Evaluation and Results

The paper details rigorous evaluation methodologies, incorporating objective metrics such as OCR precision for spelling accuracy and subjective measures through user studies comparing the aesthetic quality between outputs from the proposed models and other leading systems such as DALL$. Findings indicate high precision levels across various character counts in text, with spelling accuracy comparable or superior to previous state-of-the-art systems in multilingual scenarios.

Furthermore, user preference studies suggest a notable preference for the aesthetic outcomes of the Glyph-SDXL-v2 over others, credited partly to the implementation of advanced fine-tuning approaches like step-aware preference optimization.

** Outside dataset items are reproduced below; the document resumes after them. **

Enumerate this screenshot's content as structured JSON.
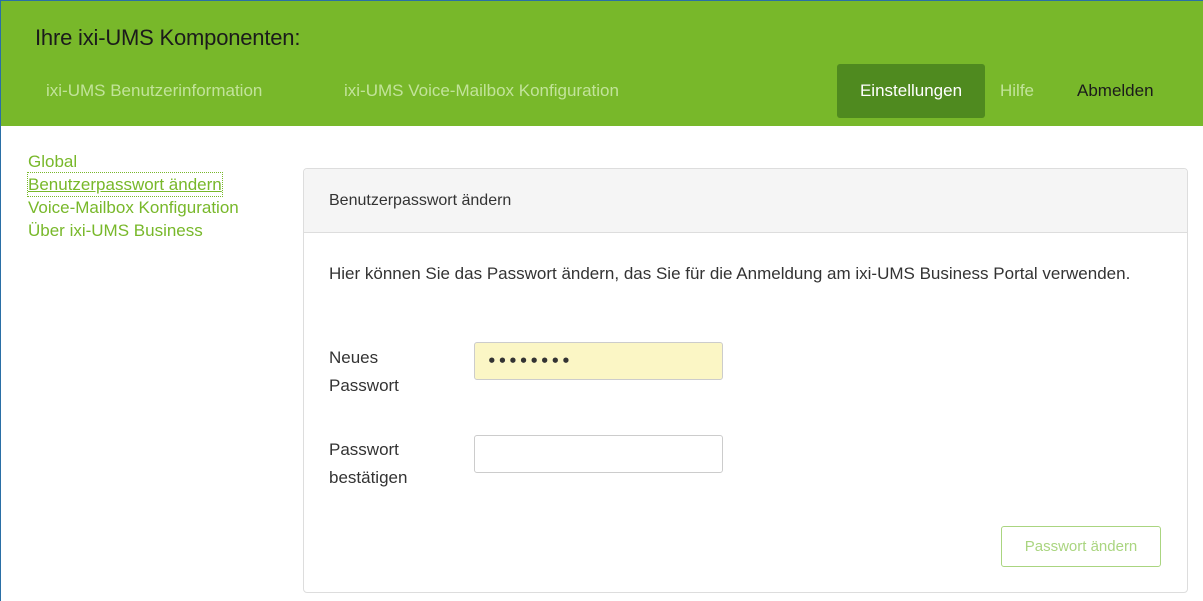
{
  "header": {
    "brand": "Ihre ixi-UMS Komponenten:",
    "nav": {
      "user_info": "ixi-UMS Benutzerinformation",
      "voice_mailbox_config": "ixi-UMS Voice-Mailbox Konfiguration",
      "settings": "Einstellungen",
      "help": "Hilfe",
      "logout": "Abmelden"
    }
  },
  "sidebar": {
    "items": [
      {
        "label": "Global"
      },
      {
        "label": "Benutzerpasswort ändern"
      },
      {
        "label": "Voice-Mailbox Konfiguration"
      },
      {
        "label": "Über ixi-UMS Business"
      }
    ]
  },
  "panel": {
    "heading": "Benutzerpasswort ändern",
    "description": "Hier können Sie das Passwort ändern, das Sie für die Anmeldung am ixi-UMS Business Portal verwenden.",
    "new_password": {
      "label_line1": "Neues",
      "label_line2": "Passwort",
      "value": "••••••••"
    },
    "confirm_password": {
      "label_line1": "Passwort",
      "label_line2": "bestätigen",
      "value": ""
    },
    "submit_label": "Passwort ändern"
  },
  "colors": {
    "accent": "#78b82a",
    "accent_dark": "#4f8a1f",
    "autofill": "#fbf6c5"
  }
}
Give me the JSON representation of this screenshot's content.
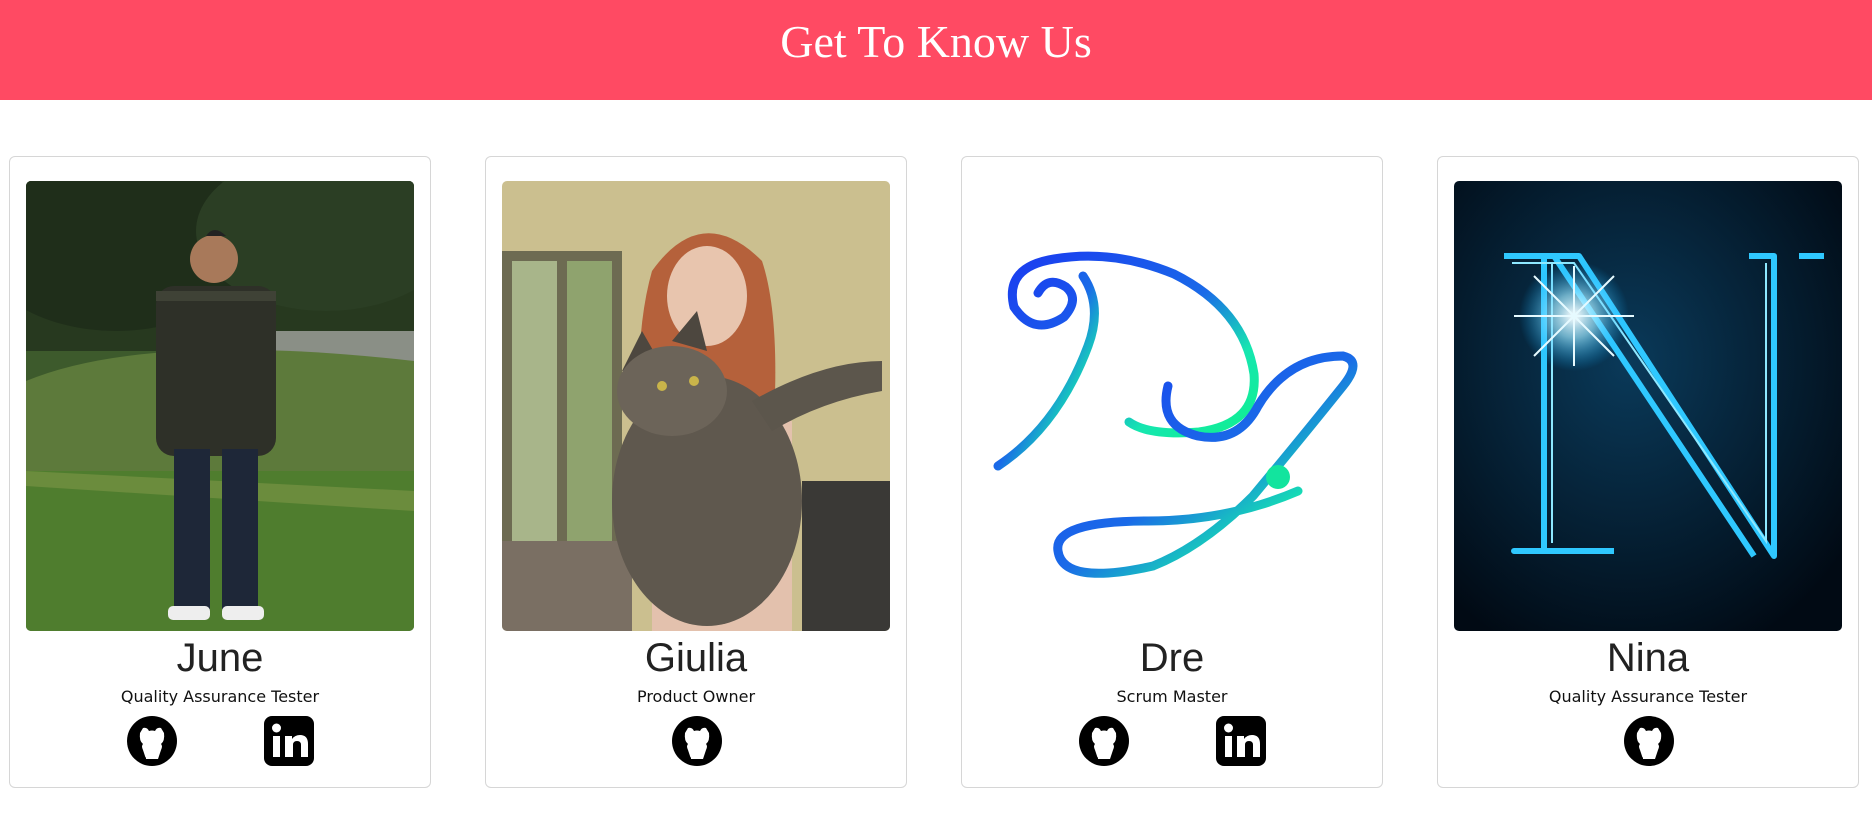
{
  "header": {
    "title": "Get To Know Us",
    "background": "#ff4a63"
  },
  "team": [
    {
      "name": "June",
      "role": "Quality Assurance Tester",
      "photo": "man-in-garden-photo",
      "links": [
        "github-icon",
        "linkedin-icon"
      ]
    },
    {
      "name": "Giulia",
      "role": "Product Owner",
      "photo": "woman-holding-cat-photo",
      "links": [
        "github-icon"
      ]
    },
    {
      "name": "Dre",
      "role": "Scrum Master",
      "photo": "calligraphy-monogram-logo",
      "links": [
        "github-icon",
        "linkedin-icon"
      ]
    },
    {
      "name": "Nina",
      "role": "Quality Assurance Tester",
      "photo": "neon-letter-n-logo",
      "links": [
        "github-icon"
      ]
    }
  ]
}
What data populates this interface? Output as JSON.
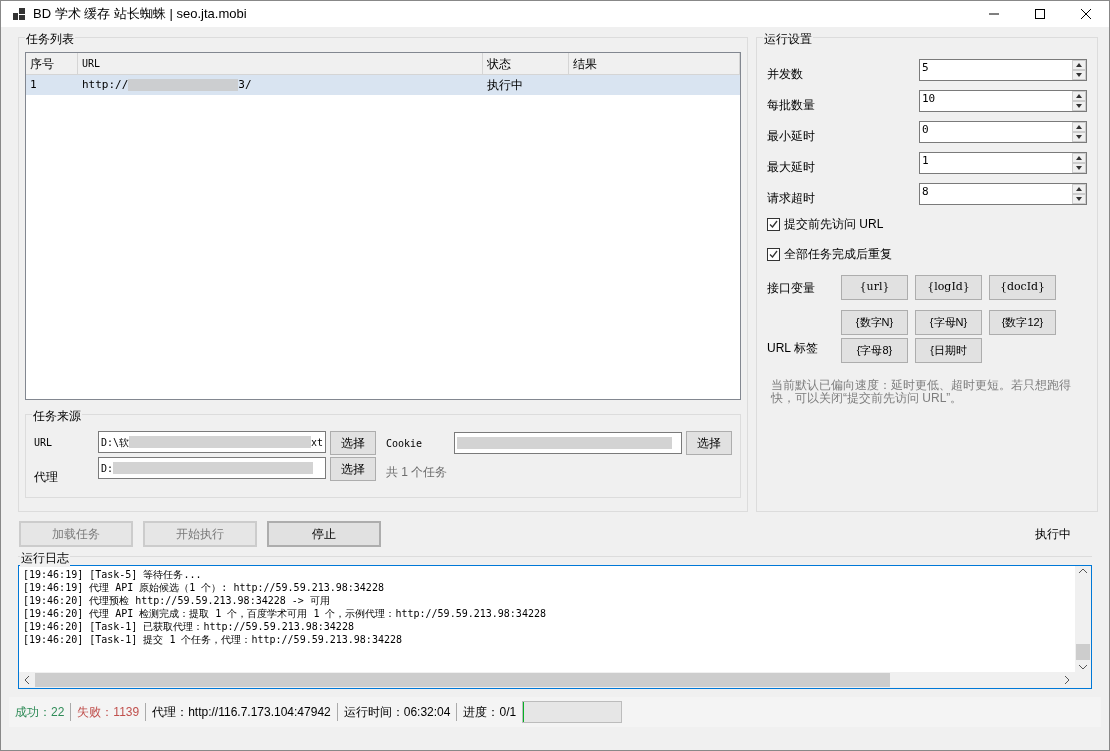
{
  "window": {
    "title": "BD 学术 缓存 站长蜘蛛 | seo.jta.mobi"
  },
  "task_list": {
    "title": "任务列表",
    "columns": [
      "序号",
      "URL",
      "状态",
      "结果"
    ],
    "rows": [
      {
        "index": "1",
        "url_start": "http://",
        "url_end": "3/",
        "status": "执行中",
        "result": "",
        "selected": true
      }
    ]
  },
  "task_source": {
    "title": "任务来源",
    "url_label": "URL",
    "url_value_start": "D:\\软",
    "url_value_end": "xt",
    "url_button": "选择",
    "proxy_label": "代理",
    "proxy_value_start": "D:",
    "proxy_button": "选择",
    "cookie_label": "Cookie",
    "cookie_button": "选择",
    "task_count": "共 1 个任务"
  },
  "actions": [
    {
      "label": "加载任务",
      "disabled": true
    },
    {
      "label": "开始执行",
      "disabled": true
    },
    {
      "label": "停止",
      "disabled": false
    }
  ],
  "run_state": "执行中",
  "settings": {
    "title": "运行设置",
    "spinners": [
      {
        "label": "并发数",
        "value": "5"
      },
      {
        "label": "每批数量",
        "value": "10"
      },
      {
        "label": "最小延时",
        "value": "0"
      },
      {
        "label": "最大延时",
        "value": "1"
      },
      {
        "label": "请求超时",
        "value": "8"
      }
    ],
    "checkboxes": [
      {
        "label": "提交前先访问 URL",
        "checked": true
      },
      {
        "label": "全部任务完成后重复",
        "checked": true
      }
    ],
    "api_vars_label": "接口变量",
    "api_vars": [
      "{url}",
      "{logId}",
      "{docId}"
    ],
    "url_tags_label": "URL 标签",
    "url_tags": [
      "{数字N}",
      "{字母N}",
      "{数字12}",
      "{字母8}",
      "{日期时"
    ],
    "note": "当前默认已偏向速度：延时更低、超时更短。若只想跑得快，可以关闭“提交前先访问 URL”。"
  },
  "log": {
    "title": "运行日志",
    "lines": [
      "[19:46:19] [Task-5] 等待任务...",
      "[19:46:19] 代理 API 原始候选（1 个）: http://59.59.213.98:34228",
      "[19:46:20] 代理预检 http://59.59.213.98:34228 -> 可用",
      "[19:46:20] 代理 API 检测完成：提取 1 个，百度学术可用 1 个，示例代理：http://59.59.213.98:34228",
      "[19:46:20] [Task-1] 已获取代理：http://59.59.213.98:34228",
      "[19:46:20] [Task-1] 提交 1 个任务，代理：http://59.59.213.98:34228"
    ]
  },
  "status_bar": {
    "success": "成功：22",
    "fail": "失败：1139",
    "proxy": "代理：http://116.7.173.104:47942",
    "runtime": "运行时间：06:32:04",
    "progress": "进度：0/1",
    "level": 0
  }
}
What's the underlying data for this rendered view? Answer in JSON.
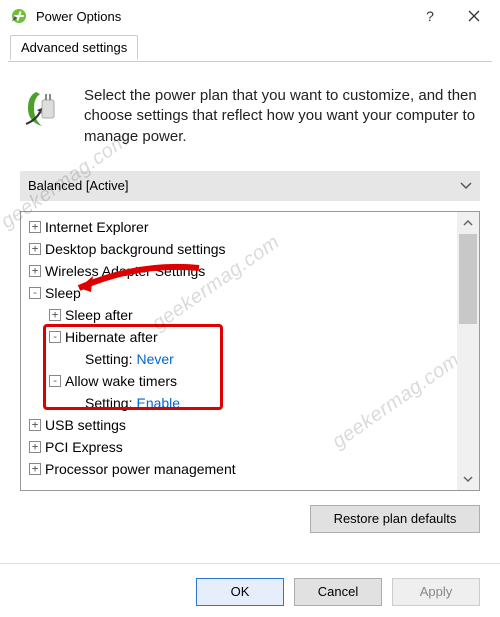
{
  "window": {
    "title": "Power Options"
  },
  "tabs": {
    "advanced": "Advanced settings"
  },
  "intro": {
    "text": "Select the power plan that you want to customize, and then choose settings that reflect how you want your computer to manage power."
  },
  "plan_selector": {
    "selected": "Balanced [Active]"
  },
  "tree": {
    "ie": "Internet Explorer",
    "desktop": "Desktop background settings",
    "wireless": "Wireless Adapter Settings",
    "sleep": "Sleep",
    "sleep_after": "Sleep after",
    "hibernate_after": "Hibernate after",
    "hibernate_setting_label": "Setting:",
    "hibernate_setting_value": "Never",
    "wake_timers": "Allow wake timers",
    "wake_setting_label": "Setting:",
    "wake_setting_value": "Enable",
    "usb": "USB settings",
    "pci": "PCI Express",
    "processor": "Processor power management"
  },
  "buttons": {
    "restore": "Restore plan defaults",
    "ok": "OK",
    "cancel": "Cancel",
    "apply": "Apply"
  },
  "watermark": "geekermag.com"
}
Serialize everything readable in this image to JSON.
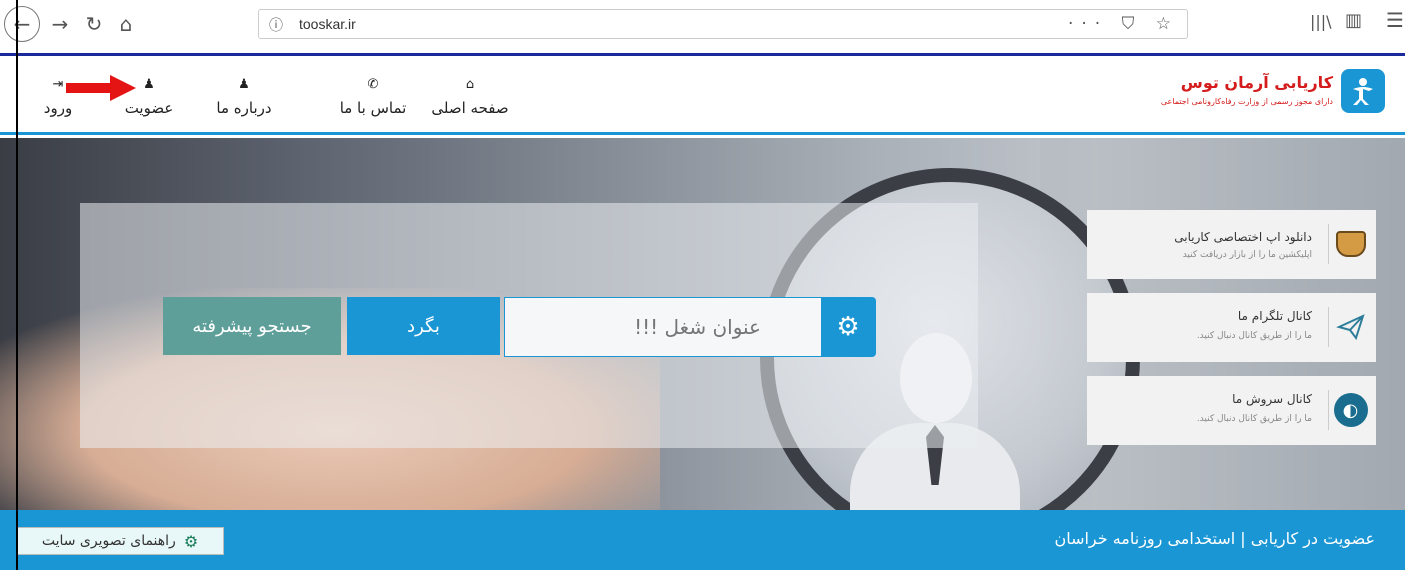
{
  "browser": {
    "back_icon": "arrow-left",
    "forward_icon": "arrow-right",
    "reload_icon": "reload",
    "home_icon": "home",
    "url_info_icon": "ⓘ",
    "url": "tooskar.ir",
    "url_actions": "··· ⛉ ☆",
    "library_icon": "|||\\",
    "sidebar_icon": "▥",
    "menu_icon": "☰"
  },
  "header": {
    "logo_title": "کاریابی آرمان توس",
    "logo_subtitle": "دارای مجوز رسمی از وزارت رفاه‌کارونامی اجتماعی",
    "nav": [
      {
        "label": "صفحه اصلی",
        "icon": "home-icon"
      },
      {
        "label": "تماس با ما",
        "icon": "phone-icon"
      },
      {
        "label": "درباره ما",
        "icon": "user-icon"
      },
      {
        "label": "عضویت",
        "icon": "user-icon"
      },
      {
        "label": "ورود",
        "icon": "login-icon"
      }
    ]
  },
  "search": {
    "placeholder": "عنوان شغل !!!",
    "go_label": "بگرد",
    "advanced_label": "جستجو پیشرفته"
  },
  "side_cards": [
    {
      "title": "دانلود اپ اختصاصی کاریابی",
      "subtitle": "اپلیکشین ما را از بازار دریافت کنید",
      "icon": "bag-icon"
    },
    {
      "title": "کانال تلگرام ما",
      "subtitle": "ما را از طریق کانال دنبال کنید.",
      "icon": "telegram-icon"
    },
    {
      "title": "کانال سروش ما",
      "subtitle": "ما را از طریق کانال دنبال کنید.",
      "icon": "soroush-icon"
    }
  ],
  "footer": {
    "title": "عضویت در کاریابی | استخدامی روزنامه خراسان",
    "guide_label": "راهنمای تصویری سایت"
  },
  "colors": {
    "accent": "#1a96d4",
    "advanced_button": "#5f9f9a",
    "brand_red": "#d41c1c",
    "annotation_arrow": "#e41414"
  }
}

Implications and Future Directions

From a theoretical standpoint, the research broadens the horizon for multilingual text rendering by incorporating robust cross-linguistic datasets and aligning text-to-image generative models with real-world multilingual requirements. Practically, it heralds significant improvements in digital design tools, offering capabilities for enhanced and accurate visual text rendering across diverse languages, a function critical for global applications in advertising, digital content creation, and user-interface design.

For future development, the paper suggests that extending training datasets and refining models based on real-world use-cases can further evolve capabilities. Potential explorations could include deeper integration of cultural nuances in text and image interplay, as well as greater adaptability to real-time application scenarios.

In conclusion, the researchers present a valuable step forward in accurate and aesthetically pleasing multilingual visual text rendering, overcoming existing language limitations and setting the stage for future advancements in artificial intelligence-driven graphic design.